Contributor Spotlight: Chroneco
Interview by Kara Holmes
July 10th, 2017
This year’s merchandise line-up features designs from seasoned community members alongside a few fresh ideas from contributors like Chroneco. Chroneco (or “Eric Christiandi” if you catch him on the streets) is known for his adorable chibi characters. He has created shirts for the Workshop, designed custom Twitch emotes, and now has a set of official Steam emotes. This is Chroneco’s first year creating merchandise outside of t-shirts. He went from not knowing how to design a 3D model to creating the entire collection of Dotakins figurines. It has been incredible to work with Chroneco on the Dotakins project and I can’t wait to see what he’s going to create next.
Hey Chroneco! It’s really great to have you as our very first Workshop Contributor we’ve invited to the spotlight! We have worked together for a few years now but for those fans who do not know you, can you please introduce yourself?
Hello! My name is Eric Christiandi, I live in Bandung, Indonesia. I studied computer science then worked as game programmer with drawing as a hobby. Currently I am working as freelancer artist focusing on chibi characters. I love watching anime and playing Dota 2.
How long have you been contributing to the Dota 2 workshop? What was the inspiration behind your original concept pitch for Dotakins?
It has been 2 years since I found Welovefine was having a contest for Dota 2 New Bloom Festival in 2015. Cassie sent me an email about vinyl figure concept for new merchandise. The first thing that popped up in my mind when the project started was gashapon (capsule toys) and the heroes doing their things. Gashapon is like a vending machine but the item you get is random, it is similar with how you get items from the treasures in Dota 2.
When the theme for the figurines was decided to be “sleeping”, I imagine them sleeping calmly, hugging their favorite items while Naga sings them lullaby. Naga was first designed sitting on top of treasure chest. This later changed to music notes.
Up until this project you primarily did 2D, how was the transition between working in 2D to 3D?
It was really challenging especially on visualizing how they will look [in] 6 different angles. [The 6 angles are] used as reference for the modelers to sculpt in 3D software.
What was it like to visualize 2D drawings into 3D models?
It was pretty difficult and it took so long to make so I sculpted some clay to use as cheat sheet.
Tell me about the process of sculpting the figurines by hand. Were there any surprises about their shape, size, or features while you got to know the characters intimately?
I sculpted them to make the general shape of the figurines, just enough to see how they would look from each sides.
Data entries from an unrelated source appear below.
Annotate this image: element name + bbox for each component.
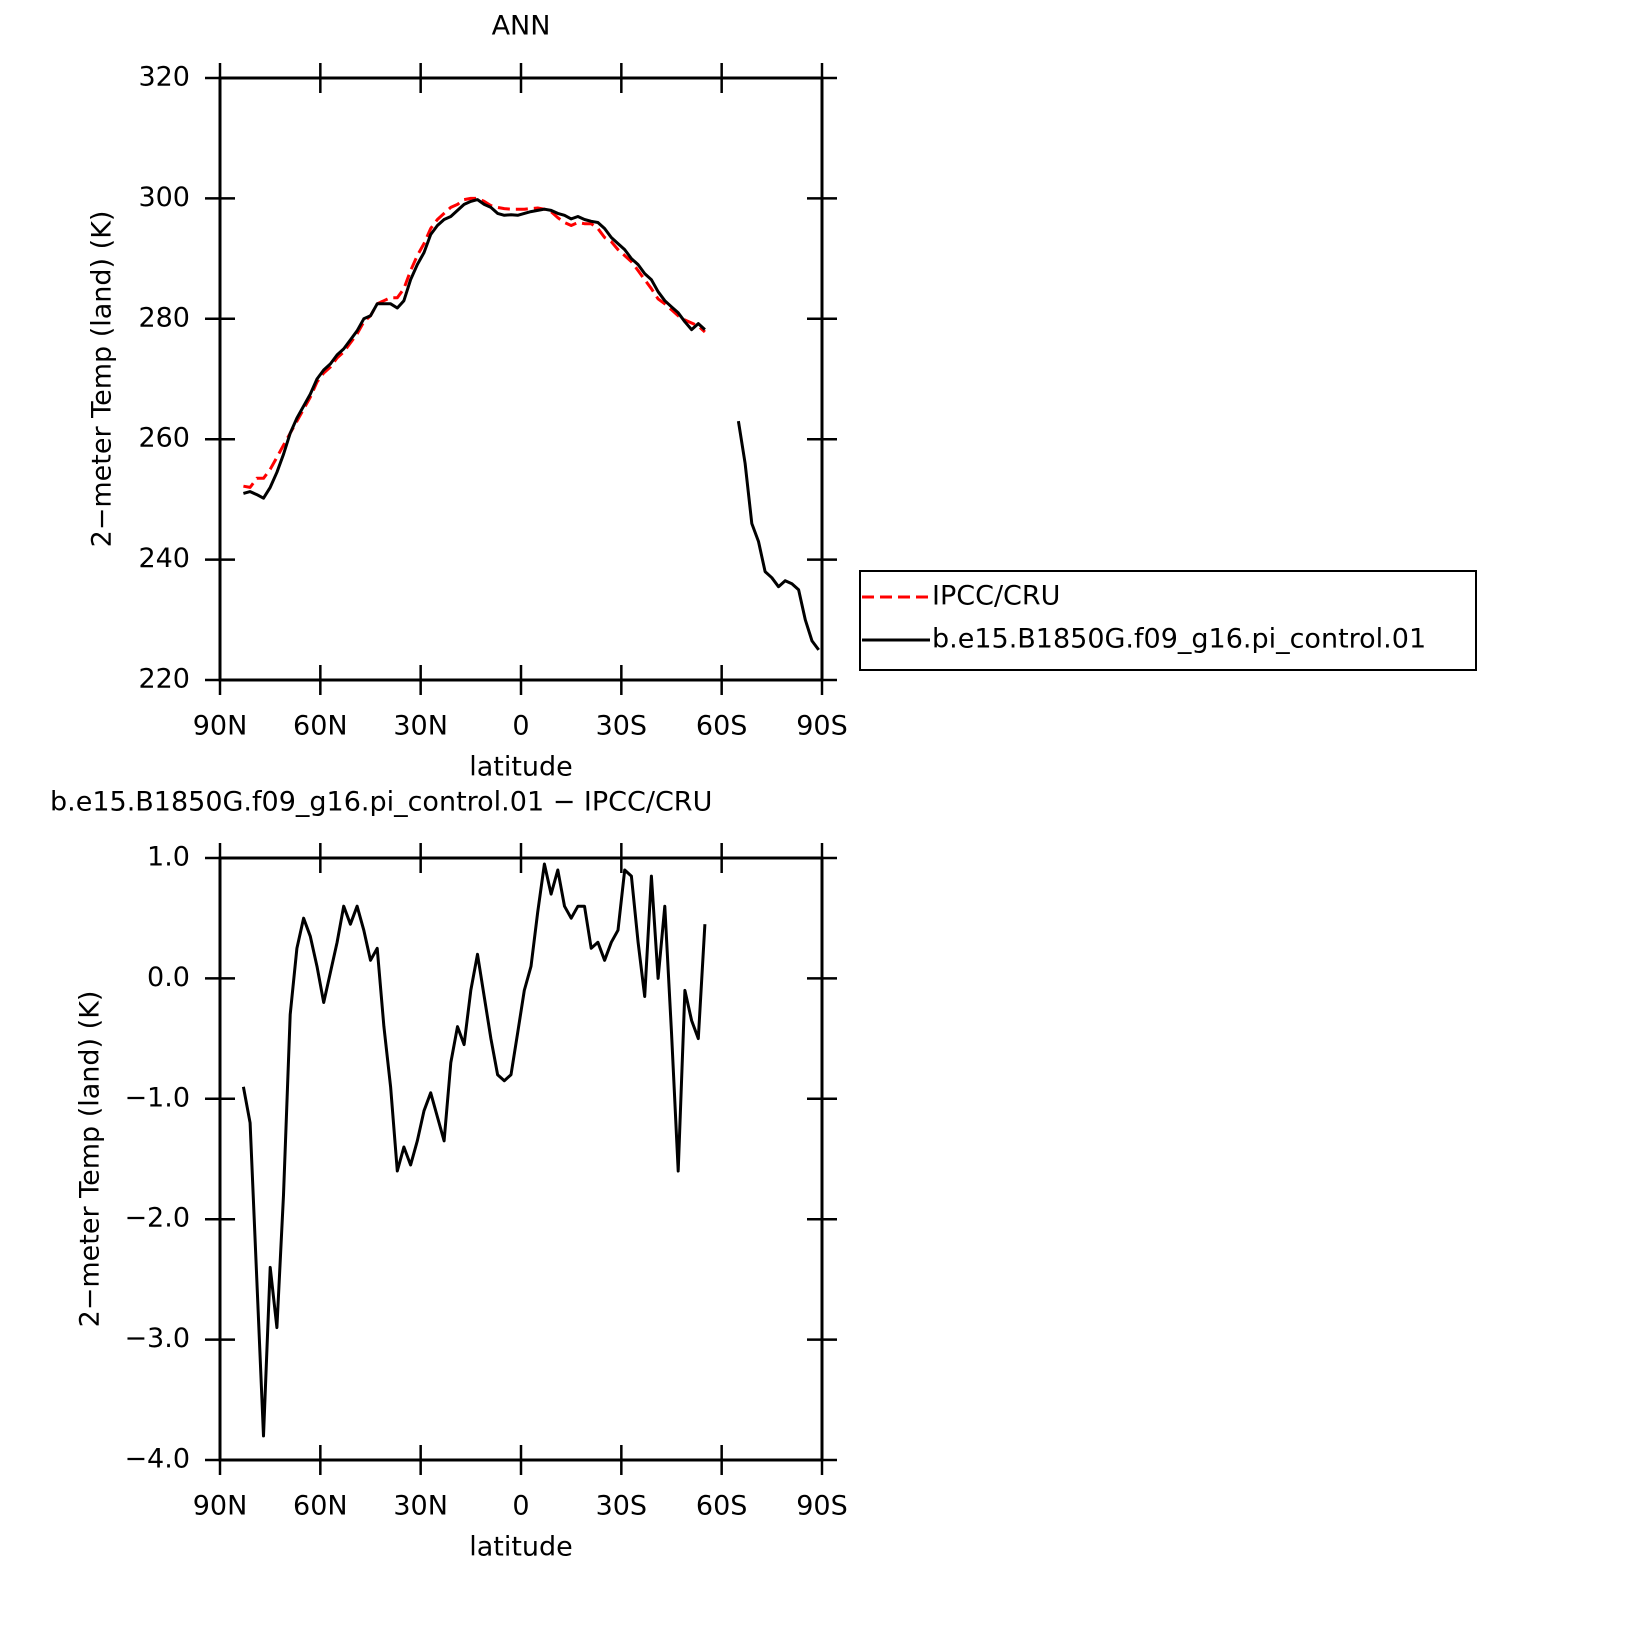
- chart-title: b.e15.B1850G.f09_g16.pi_control.01 − IPC…: [50, 787, 712, 818]
- y-tick-label: 300: [138, 182, 190, 213]
- x-tick-label: 90N: [193, 1491, 248, 1522]
- y-tick-label: −1.0: [124, 1082, 190, 1113]
- y-tick-label: 0.0: [147, 962, 190, 993]
- x-tick-label: 90S: [796, 711, 848, 742]
- y-tick-label: 220: [138, 664, 190, 695]
- y-axis-label: 2−meter Temp (land) (K): [87, 211, 118, 548]
- x-axis-label: latitude: [469, 752, 573, 783]
- legend-label: IPCC/CRU: [932, 581, 1060, 612]
- x-tick-label: 60N: [293, 711, 348, 742]
- data-line: [243, 198, 820, 651]
- x-tick-label: 60N: [293, 1491, 348, 1522]
- x-tick-label: 60S: [696, 1491, 748, 1522]
- x-tick-label: 90N: [193, 711, 248, 742]
- y-tick-label: −3.0: [124, 1323, 190, 1354]
- x-tick-label: 90S: [796, 1491, 848, 1522]
- y-tick-label: 240: [138, 543, 190, 574]
- x-tick-label: 0: [512, 711, 529, 742]
- x-tick-label: 30N: [393, 711, 448, 742]
- x-tick-label: 30N: [393, 1491, 448, 1522]
- y-tick-label: −4.0: [124, 1444, 190, 1475]
- x-tick-label: 30S: [596, 1491, 648, 1522]
- chart-title: ANN: [492, 11, 551, 42]
- plot-frame: [218, 76, 824, 682]
- plot-frame: [218, 856, 824, 1462]
- y-tick-label: −2.0: [124, 1203, 190, 1234]
- x-tick-label: 60S: [696, 711, 748, 742]
- y-tick-label: 1.0: [147, 842, 190, 873]
- y-tick-label: 320: [138, 62, 190, 93]
- y-axis-label: 2−meter Temp (land) (K): [75, 991, 106, 1328]
- x-tick-label: 30S: [596, 711, 648, 742]
- legend-box: [859, 570, 1477, 671]
- legend-label: b.e15.B1850G.f09_g16.pi_control.01: [932, 624, 1426, 655]
- data-line: [241, 862, 707, 1438]
- y-tick-label: 280: [138, 302, 190, 333]
- x-axis-label: latitude: [469, 1532, 573, 1563]
- x-tick-label: 0: [512, 1491, 529, 1522]
- y-tick-label: 260: [138, 423, 190, 454]
- data-line: [243, 196, 706, 489]
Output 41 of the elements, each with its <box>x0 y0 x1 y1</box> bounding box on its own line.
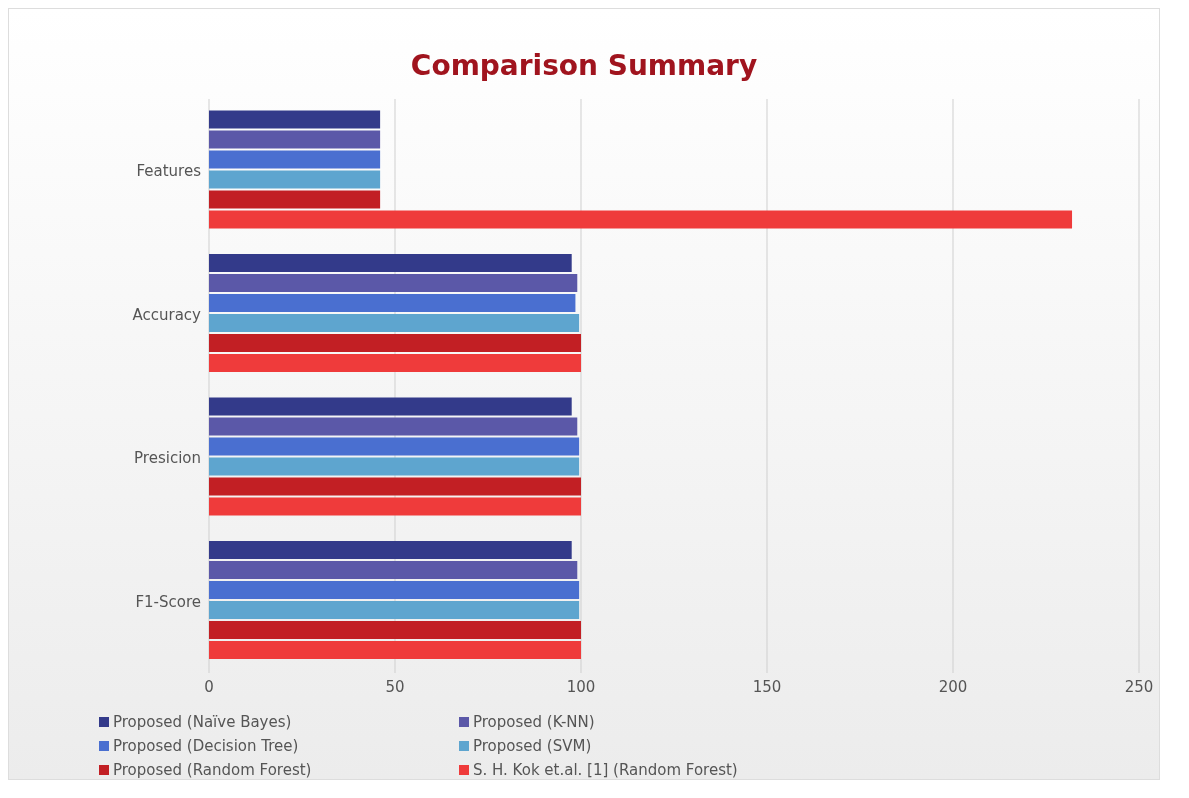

I couldn’t make them detailed since I haven’t played clay for years hahaha. It [was] hard to decide on how they look, like when [they’re] sleeping with [their different] body shapes.
Could you tell me what your day-to-day was like while you worked with us to create Dotakins?
I was excited and nervous at the same time since this was the first time [I’ve ever done] something like this and I want to give it [my] best. Since our time difference is about 12 hours, sometimes I had to stay up late and wake up earlier so we [could] discuss things like revisions.
What was the hardest part of this project?
I think the hardest part is drawing the model in 6 angles because they have to be made in orthographic view (no perspective). In drawings with perspective, the objects have depth so if the object is closer to the eye it will look bigger than the object that is farther. In this case, the size of each part like head or hand need to look the same even if it is actually farther or closer if viewed from different angles.
You also worked on some Dotakin Emoticons, what was it like to create your first digital item?
It was really exciting! It is really fun making them with hilarious expression that sometimes I couldn’t help but [giggle] while drawing them. I [can’t] wait to see them in-game.